Canessa, who has started in all of Fordham’s 30 games thus far and leads the Rams with 27 hits, including three home runs, said there’s not much time for anything but two things.
“At this level, you’re literally playing softball, going to school and that’s it,” she said. “Everything is fast-paced and your schedule is booked solid. Some days, I’ll go to a couple of classes and then have to get on a plane to fly somewhere. Sometimes, I just have to eat a banana as a meal while I’m going between class and practice. It’s very busy.”
In addition to the chaotic schedule of playing for a high-level college program, Canessa took on some extra work in preparing to switch positions. After playing shortstop her entire life, and the prospects of sitting behind a stellar senior shortstop with the Rams, Canessa chose to go after an opening in center field.
“I saw an opening and went after it,” she said. “So, I stayed after practice to work on everything that goes into becoming an outfielder. To me, our team needed somebody athletic out there, so I made a sacrifice. I could have just been the backup shortstop, but I feel as if I expanded my skill level while helping out my team.”
But with the long days and hard work come the reward of playing regularly at college softball’s highest level.
“It’s absolutely awesome,” Durham said. “It’s hard work, but I’m having a lot of fun. I’m with my teammates 24/7, and we have a really great chemistry. I can’t imagine doing anything else right now.”
Durham even offered some sound advice for this year’s high school seniors who may be playing in college next year.
“The summer before you get there, work your butt off and have the mindset that you can do and overcome anything,” she said. “And play for the love of the game. Play for that little girl who once stepped onto the field at 10 years old. That’s really where it all starts.”
Playing for a cause
The Manalapan High School softball program has done a fantastic job in recent years of raising money and awareness for multiple causes, and it will be doing so again early on during the new season.
On April 5, the Braves will host the Give Back Classic to raise funds for the NephHope Foundation on behalf of 8-year-old Kylie Wyers, who on March 4 had a kidney transplant following an ongoing battle with Nephronophthisis, a rare genetic disorder which affects children and leads to kidney failure.
“Last year, the girls held the Classic to help the Wyers family, so they wanted to do it again,” said head coach Chris Hoffman, whose program raised more than $3,500 during last year’s event. “Two years ago, the Wyers’ 10-year-old son, Logan, had the same disorder and had a transplant, and Kylie just had hers thanks to a family friend who had a perfect match for a kidney.
“It’s been 23 days and I’ve heard she’s doing well.”
This year’s Classic will feature eight games, starting at 9 a.m. with Manalapan hosting Toms River South and Howell taking on Toms River East.

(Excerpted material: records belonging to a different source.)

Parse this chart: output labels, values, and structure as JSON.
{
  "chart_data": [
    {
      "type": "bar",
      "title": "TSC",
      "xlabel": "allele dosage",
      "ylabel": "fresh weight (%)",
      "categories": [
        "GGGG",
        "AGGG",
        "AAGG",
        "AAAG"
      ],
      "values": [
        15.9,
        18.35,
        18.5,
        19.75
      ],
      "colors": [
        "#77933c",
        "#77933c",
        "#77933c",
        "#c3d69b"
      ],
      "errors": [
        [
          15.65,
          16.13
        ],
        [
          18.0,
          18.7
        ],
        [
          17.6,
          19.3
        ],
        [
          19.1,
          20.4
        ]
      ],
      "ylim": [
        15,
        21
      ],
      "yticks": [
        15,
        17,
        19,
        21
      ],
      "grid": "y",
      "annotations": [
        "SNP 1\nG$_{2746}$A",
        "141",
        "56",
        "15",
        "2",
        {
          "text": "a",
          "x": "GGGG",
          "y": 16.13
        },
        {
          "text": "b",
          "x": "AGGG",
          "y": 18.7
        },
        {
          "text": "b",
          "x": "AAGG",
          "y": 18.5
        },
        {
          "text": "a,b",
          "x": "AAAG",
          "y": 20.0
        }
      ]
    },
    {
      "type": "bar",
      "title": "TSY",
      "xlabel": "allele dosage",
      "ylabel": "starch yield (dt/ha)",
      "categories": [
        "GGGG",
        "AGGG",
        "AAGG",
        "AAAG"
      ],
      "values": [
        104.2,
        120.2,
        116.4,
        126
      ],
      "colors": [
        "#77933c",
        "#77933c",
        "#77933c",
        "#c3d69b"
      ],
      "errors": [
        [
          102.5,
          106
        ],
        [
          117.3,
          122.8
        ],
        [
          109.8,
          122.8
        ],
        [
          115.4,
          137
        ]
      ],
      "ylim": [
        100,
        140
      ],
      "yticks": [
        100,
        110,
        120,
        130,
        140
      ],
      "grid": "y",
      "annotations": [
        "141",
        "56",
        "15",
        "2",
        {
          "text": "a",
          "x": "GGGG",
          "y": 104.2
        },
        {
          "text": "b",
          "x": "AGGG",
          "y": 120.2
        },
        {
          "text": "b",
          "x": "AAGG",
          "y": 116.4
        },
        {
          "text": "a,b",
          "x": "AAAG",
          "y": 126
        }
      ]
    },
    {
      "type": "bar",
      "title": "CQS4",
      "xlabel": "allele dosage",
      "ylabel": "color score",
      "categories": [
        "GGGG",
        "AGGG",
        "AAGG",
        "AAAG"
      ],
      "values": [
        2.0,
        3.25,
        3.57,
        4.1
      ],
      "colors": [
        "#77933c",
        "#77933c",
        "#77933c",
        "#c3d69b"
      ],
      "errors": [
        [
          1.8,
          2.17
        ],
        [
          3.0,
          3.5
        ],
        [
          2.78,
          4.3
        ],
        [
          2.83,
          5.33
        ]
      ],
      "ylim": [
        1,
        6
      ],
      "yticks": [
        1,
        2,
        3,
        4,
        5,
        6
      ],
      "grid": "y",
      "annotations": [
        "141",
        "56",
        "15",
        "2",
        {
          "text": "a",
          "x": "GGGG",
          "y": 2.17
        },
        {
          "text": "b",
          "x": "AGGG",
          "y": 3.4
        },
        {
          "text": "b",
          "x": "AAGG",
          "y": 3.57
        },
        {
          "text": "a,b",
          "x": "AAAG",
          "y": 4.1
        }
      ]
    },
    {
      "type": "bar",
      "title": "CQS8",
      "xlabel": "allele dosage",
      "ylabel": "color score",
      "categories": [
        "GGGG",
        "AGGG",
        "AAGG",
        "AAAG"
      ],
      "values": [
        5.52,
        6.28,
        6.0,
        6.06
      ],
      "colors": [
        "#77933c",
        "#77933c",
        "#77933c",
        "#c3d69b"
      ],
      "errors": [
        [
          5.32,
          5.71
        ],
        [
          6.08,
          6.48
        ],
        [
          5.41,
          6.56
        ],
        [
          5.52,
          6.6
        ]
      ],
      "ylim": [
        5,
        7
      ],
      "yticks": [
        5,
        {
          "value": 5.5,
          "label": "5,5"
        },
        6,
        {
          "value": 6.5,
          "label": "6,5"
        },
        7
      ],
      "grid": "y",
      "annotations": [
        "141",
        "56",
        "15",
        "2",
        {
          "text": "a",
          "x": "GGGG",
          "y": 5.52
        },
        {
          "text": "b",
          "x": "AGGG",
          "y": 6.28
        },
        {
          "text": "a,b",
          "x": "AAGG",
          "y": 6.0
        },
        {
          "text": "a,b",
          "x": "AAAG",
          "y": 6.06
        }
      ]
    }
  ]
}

Barnegat will play Freehold Township and Monsignor Donovan will play Wagner (N.Y.) at 11 a.m.
At 1 p.m. Middletown South will face Wagner while Jackson Liberty will square off with Raritan. And the 3 p.m. contests feature defending Group II champion Robbinsville against Toms River North and Middletown North against Pinelands.
NJ Spirit Wear has provided 200 t-shirts and Martell’s Tiki Bar donated all the hot dogs and rolls so more of the funds raised can go to the NephHope Foundation, Hoffman said. All-day admission will be $5 per person.
“Our girls really care about this and that’s a great testament to their character,” Hoffman said. “The girls really deserve a lot of credit, because not many teams do something like this.”